Musgrave Library has gone the same way as the similarly spacious Queensmead Mall library in the heart of Umbilo – which is now empty with “To Let” signs on the doors.  Windermere Library has long gone too. 

What is now Umbilo Library is a tiny inaccessible building in Bulwer Park.  We are led to believe that tender complications meant it never opened as the intended coffee shop and so has ended up as an uncomfortable, cramped, awkward, badly-modified space. It has one worktable, two computers and five shelves of books – far smaller and less resourced than most nearby school libraries, it is hopelessly inadequate for the area it serves, and with no attempt to care for the garden, walkway or entrance.

The irony is that the suburbs where thriving libraries have closed, are the very suburbs which are becoming high density student hubs. Umbilo, Glenwood, Manor Gardens, Windermere and Berea are home to approximately 4000 students living in crowded, noisy residences. There are huge new student residence blocks still going up – multistorey buildings designed to house hundreds more students around the Berea campuses.  

Durban – South Africa’s only UNESCO City of Literature – on the one hand is celebrating students with all the affiliated rhetoric about nurturing great minds of the future, while on the other hand is needlessly closing down the very places essential for students to study – public libraries. 
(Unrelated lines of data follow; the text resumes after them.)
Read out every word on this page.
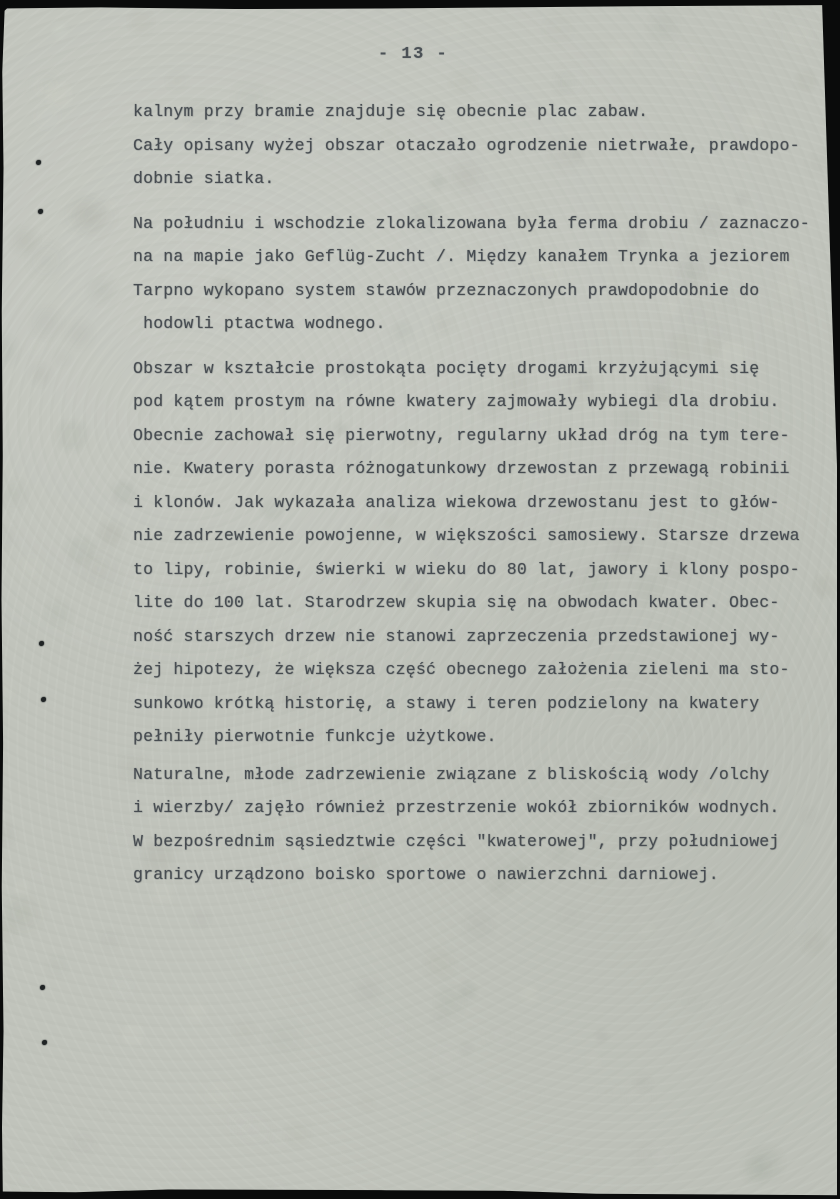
- 13 -
kalnym przy bramie znajduje się obecnie plac zabaw.
Cały opisany wyżej obszar otaczało ogrodzenie nietrwałe, prawdopo-
dobnie siatka.
Na południu i wschodzie zlokalizowana była ferma drobiu / zaznaczo-
na na mapie jako Geflüg-Zucht /. Między kanałem Trynka a jeziorem
Tarpno wykopano system stawów przeznaczonych prawdopodobnie do
hodowli ptactwa wodnego.
Obszar w kształcie prostokąta pocięty drogami krzyżującymi się
pod kątem prostym na równe kwatery zajmowały wybiegi dla drobiu.
Obecnie zachował się pierwotny, regularny układ dróg na tym tere-
nie. Kwatery porasta różnogatunkowy drzewostan z przewagą robinii
i klonów. Jak wykazała analiza wiekowa drzewostanu jest to głów-
nie zadrzewienie powojenne, w większości samosiewy. Starsze drzewa
to lipy, robinie, świerki w wieku do 80 lat, jawory i klony pospo-
lite do 100 lat. Starodrzew skupia się na obwodach kwater. Obec-
ność starszych drzew nie stanowi zaprzeczenia przedstawionej wy-
żej hipotezy, że większa część obecnego założenia zieleni ma sto-
sunkowo krótką historię, a stawy i teren podzielony na kwatery
pełniły pierwotnie funkcje użytkowe.
Naturalne, młode zadrzewienie związane z bliskością wody /olchy
i wierzby/ zajęło również przestrzenie wokół zbiorników wodnych.
W bezpośrednim sąsiedztwie części "kwaterowej", przy południowej
granicy urządzono boisko sportowe o nawierzchni darniowej.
Sure there are still probably close on 80 to 90 eThekwini municipal libraries in town and in the suburbs, but libraries with a high density of scholars, students and older citizens, are closing their doors. It defies all logic.

It seems as though libraries in private / rented property are permanently vulnerable and can be closed down due to inconsistent city funding. There is talk of the city considering a new building in Bulwer Park. Building a whole new structure in a precious city green lung is an ill-informed, impractical, absurd suggestion.  There are ample appropriate buildings in the catchment area which can be repurposed in the medium term. Big parts of Dokkies College of Education in Umbilo for example. Perhaps Stella Bowling Club could host the library and still retain some of its bowling activities; the old tennis court in Ferguson Road is well positioned – with club house and tennis courts providing sufficient space, and close to Bulwer Park, and the old Umbilo / Congella Sports Club would work too.  

But surely, in the short term, it would make sense for eThekwini Municipality to prioritise finding an urgent solution to keep Musgrave library open where it is. And quickly.  

It might be that this strategy reflects indifference on the part of the municipality or an obsession with cost-cutting – inconsistent when you consider that several libraries could be run for the cost of erecting two made-in-China statues for R22m. But there could be a more devious reason. After all libraries encourage enquiry and self-development and asking questions – all things that autocratic politicians hope to discourage so that voters will fall for their empty promises.  

  • Illa Thompson is a resident of Glenwood. She runs the Denis Hurley Centre’s homeless book entrepreneurship project, Street Lit, and owns Publicity Matters, a Durban publicity company.